What about those cookies you gorge on when no one's looking? Or that booze you swig in the garage that you think your wife doesn't smell on your breath? If you admit that you eat too many cookies and that you drink too much, then you can call your indulgences private, not secret. It doesn't excuse them, but it might excuse you. Up to a point.


That point may come when your privacies become public. If your drinking problem lands you in the slammer with a D.U.I., your privacy is null and void. If your over-eating causes problems with your spouse, who has always said that he/she doesn't want to be married to a fat person, then you have a problem no longer private. If your collection of letters from old lovers is un-earthed by your kids and shown to everybody . . . you get the picture. If and when your secret is out, your privacy violated, your soul on display, well, that's when you have to suck it up and take a good look at who you are.

It's always good anyway to stop and look at ourselves. Are you someone who does lots of things in private? Why? Do you devote just as much time to your spouse or significant other as you do to your private moments? Or do you have lots of secrets? Why? What are you hiding, and from whom? Is it for their good or yours?

I think privacy is a fine personal privilege so long as it's not hurting anyone else. But if it becomes a secret, we're courting interpersonal disaster. The one we've committed to, whether we're married or not, has a right to know about anything that might harm the relationship. If you secretly keep porn, in magazines under your bed or on the internet, that might be a problem. If you hoard money, same thing. But if you only love to watch soaps on TV while your spouse is at work, that can be worked out. Same as if you like to sneak a beer with friends at a local pub, so long as you don't come home drunk.


We all have secret lives and private lives and shared lives and public lives, and sometimes it's like keeping all the juggled balls in the air to keep them apart. Our best bet is to be honest with our mates, married to or not, and then go from there. But sometimes it's not that simple, and the person we're with may not approve of what we're doing, be it drinking with friends or going out hang-gliding when we said we'd given that up. Maybe we're not so close to our spouse anymore, even thinking of divorce, but we're running for office and have to keep up the charade. Or maybe we have fantasies that we pursue online that we think no one will ever know about.


We humans are incredibly deceitful when it comes to our deepest impulses. And we should be. Who can understand your attraction to buying shoes you don't need but love because they look cool and fit you? Or your need to see girls bare-breasted on the internet?
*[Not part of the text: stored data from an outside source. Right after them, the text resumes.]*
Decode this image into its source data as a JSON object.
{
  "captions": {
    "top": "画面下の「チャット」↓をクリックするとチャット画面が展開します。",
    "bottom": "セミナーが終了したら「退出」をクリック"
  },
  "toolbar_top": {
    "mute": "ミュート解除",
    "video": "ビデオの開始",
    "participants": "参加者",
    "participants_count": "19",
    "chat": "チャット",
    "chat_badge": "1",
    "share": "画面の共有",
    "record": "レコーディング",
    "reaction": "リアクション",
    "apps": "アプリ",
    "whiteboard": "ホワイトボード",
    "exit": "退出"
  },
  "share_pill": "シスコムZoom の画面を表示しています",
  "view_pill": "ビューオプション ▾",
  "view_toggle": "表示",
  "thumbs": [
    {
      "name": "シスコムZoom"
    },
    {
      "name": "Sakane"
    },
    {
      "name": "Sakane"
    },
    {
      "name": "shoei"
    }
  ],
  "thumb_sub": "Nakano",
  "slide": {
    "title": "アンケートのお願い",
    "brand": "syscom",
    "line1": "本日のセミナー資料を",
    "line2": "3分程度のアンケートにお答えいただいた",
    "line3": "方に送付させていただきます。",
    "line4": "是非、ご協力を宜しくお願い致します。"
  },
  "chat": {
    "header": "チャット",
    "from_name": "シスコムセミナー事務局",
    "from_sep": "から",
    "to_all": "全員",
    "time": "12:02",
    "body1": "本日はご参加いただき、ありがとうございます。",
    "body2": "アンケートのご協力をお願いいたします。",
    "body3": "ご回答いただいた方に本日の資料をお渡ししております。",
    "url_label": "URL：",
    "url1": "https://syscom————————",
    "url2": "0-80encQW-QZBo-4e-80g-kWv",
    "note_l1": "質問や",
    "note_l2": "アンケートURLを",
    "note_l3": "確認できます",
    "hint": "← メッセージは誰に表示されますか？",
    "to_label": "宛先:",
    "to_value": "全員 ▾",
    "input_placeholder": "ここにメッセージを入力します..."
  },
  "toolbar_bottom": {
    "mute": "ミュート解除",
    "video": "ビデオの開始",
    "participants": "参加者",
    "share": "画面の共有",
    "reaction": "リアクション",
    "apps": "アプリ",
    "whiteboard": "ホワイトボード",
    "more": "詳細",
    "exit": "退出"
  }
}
Or your love of the TV channel that shows guys fishing in the Carribean? Or boxing? Or your attraction to those cooking shows that your spouse despises?


Some things we should keep private, our own indulgences, but not if they interfere with our relationships. If our spouse really and truly objects to something we love, we have to stop and take stock. Is this obsession of mine worth risking my love of this person? Some of us may have to give things up to preserve the relationship. And it works both ways. The woman may have to give up her best friend who can't stand her husband, or the man may have to give up time with his buds because she thinks they're neanderthals. In any meaningful relationship, each must surrender something for the sake of the union. Sorry about that, but it's how it works.
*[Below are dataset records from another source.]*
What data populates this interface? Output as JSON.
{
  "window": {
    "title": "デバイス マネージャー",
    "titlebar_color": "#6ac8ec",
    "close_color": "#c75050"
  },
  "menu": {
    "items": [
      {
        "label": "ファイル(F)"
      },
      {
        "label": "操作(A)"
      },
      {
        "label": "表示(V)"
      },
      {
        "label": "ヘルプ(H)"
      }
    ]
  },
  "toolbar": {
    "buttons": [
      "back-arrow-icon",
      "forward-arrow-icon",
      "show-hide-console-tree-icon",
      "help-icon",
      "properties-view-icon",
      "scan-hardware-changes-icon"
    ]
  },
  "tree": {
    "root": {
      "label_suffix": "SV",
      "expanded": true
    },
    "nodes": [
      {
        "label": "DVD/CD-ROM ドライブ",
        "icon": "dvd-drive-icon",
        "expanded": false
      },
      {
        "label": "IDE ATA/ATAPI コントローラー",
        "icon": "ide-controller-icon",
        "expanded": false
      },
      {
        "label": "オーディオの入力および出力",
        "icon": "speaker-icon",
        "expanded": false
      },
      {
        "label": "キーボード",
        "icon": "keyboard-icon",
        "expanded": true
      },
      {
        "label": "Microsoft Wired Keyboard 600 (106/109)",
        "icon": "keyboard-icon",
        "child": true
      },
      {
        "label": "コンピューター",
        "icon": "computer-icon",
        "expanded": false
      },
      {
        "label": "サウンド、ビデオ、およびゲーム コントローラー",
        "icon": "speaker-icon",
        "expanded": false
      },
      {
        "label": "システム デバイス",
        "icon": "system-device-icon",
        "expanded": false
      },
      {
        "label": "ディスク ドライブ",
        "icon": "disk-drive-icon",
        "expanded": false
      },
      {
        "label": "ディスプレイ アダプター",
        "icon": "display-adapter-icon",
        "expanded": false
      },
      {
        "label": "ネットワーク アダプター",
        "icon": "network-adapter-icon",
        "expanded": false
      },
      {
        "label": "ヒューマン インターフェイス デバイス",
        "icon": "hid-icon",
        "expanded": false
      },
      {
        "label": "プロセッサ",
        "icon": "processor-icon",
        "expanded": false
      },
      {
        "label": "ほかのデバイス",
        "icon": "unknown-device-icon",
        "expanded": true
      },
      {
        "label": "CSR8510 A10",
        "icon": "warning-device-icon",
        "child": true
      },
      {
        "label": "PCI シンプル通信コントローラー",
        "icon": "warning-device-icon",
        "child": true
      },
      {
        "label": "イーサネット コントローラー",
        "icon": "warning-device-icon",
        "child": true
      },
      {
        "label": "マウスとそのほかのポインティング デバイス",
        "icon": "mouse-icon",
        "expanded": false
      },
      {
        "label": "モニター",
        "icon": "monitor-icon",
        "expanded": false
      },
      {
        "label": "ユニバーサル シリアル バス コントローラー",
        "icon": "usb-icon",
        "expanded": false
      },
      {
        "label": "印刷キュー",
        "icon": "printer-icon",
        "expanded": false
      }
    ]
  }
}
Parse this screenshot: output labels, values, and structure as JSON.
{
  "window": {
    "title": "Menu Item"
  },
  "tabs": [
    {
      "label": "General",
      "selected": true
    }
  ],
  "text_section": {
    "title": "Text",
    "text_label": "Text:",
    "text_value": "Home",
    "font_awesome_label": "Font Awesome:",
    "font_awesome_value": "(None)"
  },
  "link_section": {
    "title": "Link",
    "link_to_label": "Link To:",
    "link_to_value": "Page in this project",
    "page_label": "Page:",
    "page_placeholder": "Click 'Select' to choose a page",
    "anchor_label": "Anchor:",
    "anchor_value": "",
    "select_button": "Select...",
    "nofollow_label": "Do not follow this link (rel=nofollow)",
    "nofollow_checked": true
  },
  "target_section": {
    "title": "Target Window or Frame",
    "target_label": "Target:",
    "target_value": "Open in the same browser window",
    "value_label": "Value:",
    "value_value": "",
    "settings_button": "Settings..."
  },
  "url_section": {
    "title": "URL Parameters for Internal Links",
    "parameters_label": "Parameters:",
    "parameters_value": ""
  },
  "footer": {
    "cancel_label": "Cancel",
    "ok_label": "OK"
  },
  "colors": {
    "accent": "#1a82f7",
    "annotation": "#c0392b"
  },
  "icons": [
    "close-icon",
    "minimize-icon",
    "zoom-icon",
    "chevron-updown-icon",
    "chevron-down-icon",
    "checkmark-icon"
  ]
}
So anyway, secret and private are not the same. Secret is what you don't tell anyone. Private is what you do on your own time. Just be sure they stay that way and don't stray into the gray area of what affects your love for and commitment to someone else. The union is always first.
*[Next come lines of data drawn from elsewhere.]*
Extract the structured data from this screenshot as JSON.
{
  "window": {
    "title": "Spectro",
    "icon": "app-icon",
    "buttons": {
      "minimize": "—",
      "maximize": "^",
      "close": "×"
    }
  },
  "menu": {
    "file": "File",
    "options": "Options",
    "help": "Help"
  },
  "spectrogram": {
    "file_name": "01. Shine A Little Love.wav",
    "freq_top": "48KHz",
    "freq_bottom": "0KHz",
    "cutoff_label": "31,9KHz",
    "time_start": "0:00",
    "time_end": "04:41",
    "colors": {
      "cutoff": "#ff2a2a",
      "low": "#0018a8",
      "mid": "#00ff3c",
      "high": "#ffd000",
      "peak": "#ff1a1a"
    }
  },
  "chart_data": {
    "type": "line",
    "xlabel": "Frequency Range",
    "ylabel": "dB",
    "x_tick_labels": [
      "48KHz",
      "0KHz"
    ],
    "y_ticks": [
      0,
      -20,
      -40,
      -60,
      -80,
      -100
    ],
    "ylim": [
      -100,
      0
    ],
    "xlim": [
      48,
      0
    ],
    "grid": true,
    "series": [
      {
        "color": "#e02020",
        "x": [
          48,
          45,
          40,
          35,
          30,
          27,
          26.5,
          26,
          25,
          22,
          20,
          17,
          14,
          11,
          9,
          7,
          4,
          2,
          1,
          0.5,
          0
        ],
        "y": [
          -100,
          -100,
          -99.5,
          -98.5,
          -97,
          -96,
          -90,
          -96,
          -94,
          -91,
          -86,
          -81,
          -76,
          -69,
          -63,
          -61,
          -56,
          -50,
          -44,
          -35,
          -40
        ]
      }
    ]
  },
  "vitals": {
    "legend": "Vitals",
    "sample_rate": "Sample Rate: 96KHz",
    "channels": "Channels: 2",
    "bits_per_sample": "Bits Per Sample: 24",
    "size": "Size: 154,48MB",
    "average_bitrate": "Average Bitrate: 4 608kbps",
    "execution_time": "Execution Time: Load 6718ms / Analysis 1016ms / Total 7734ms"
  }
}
Did you give up something to be married to this person? Well, duh, of course you did! Is it worth, in the long run, what you gave up? That's up to you and him or her. Sometimes it is, sometimes not. But don't give up too soon, just because you're dissatisfied. You'd likely be as dissatisfied, sooner or later, with anyone else you chose. We humans all have faults, and they're displayed at their worst in relationships. (Hey, left alone, you can watch TV in your underwear, right?)

Does he/she accept you as you are and let you keep your secrets secret and privacies private? If so, don't throw it away! The next guy/girl you fall for is not likely to be so accommodating.

Secret and private are not the same. Keep your secrets, and keep some things private. But always remember to share what you have in common. And be ready and willing to give up something, as long as you get something of value in return.

It's the not-so-secret secret to long marriages.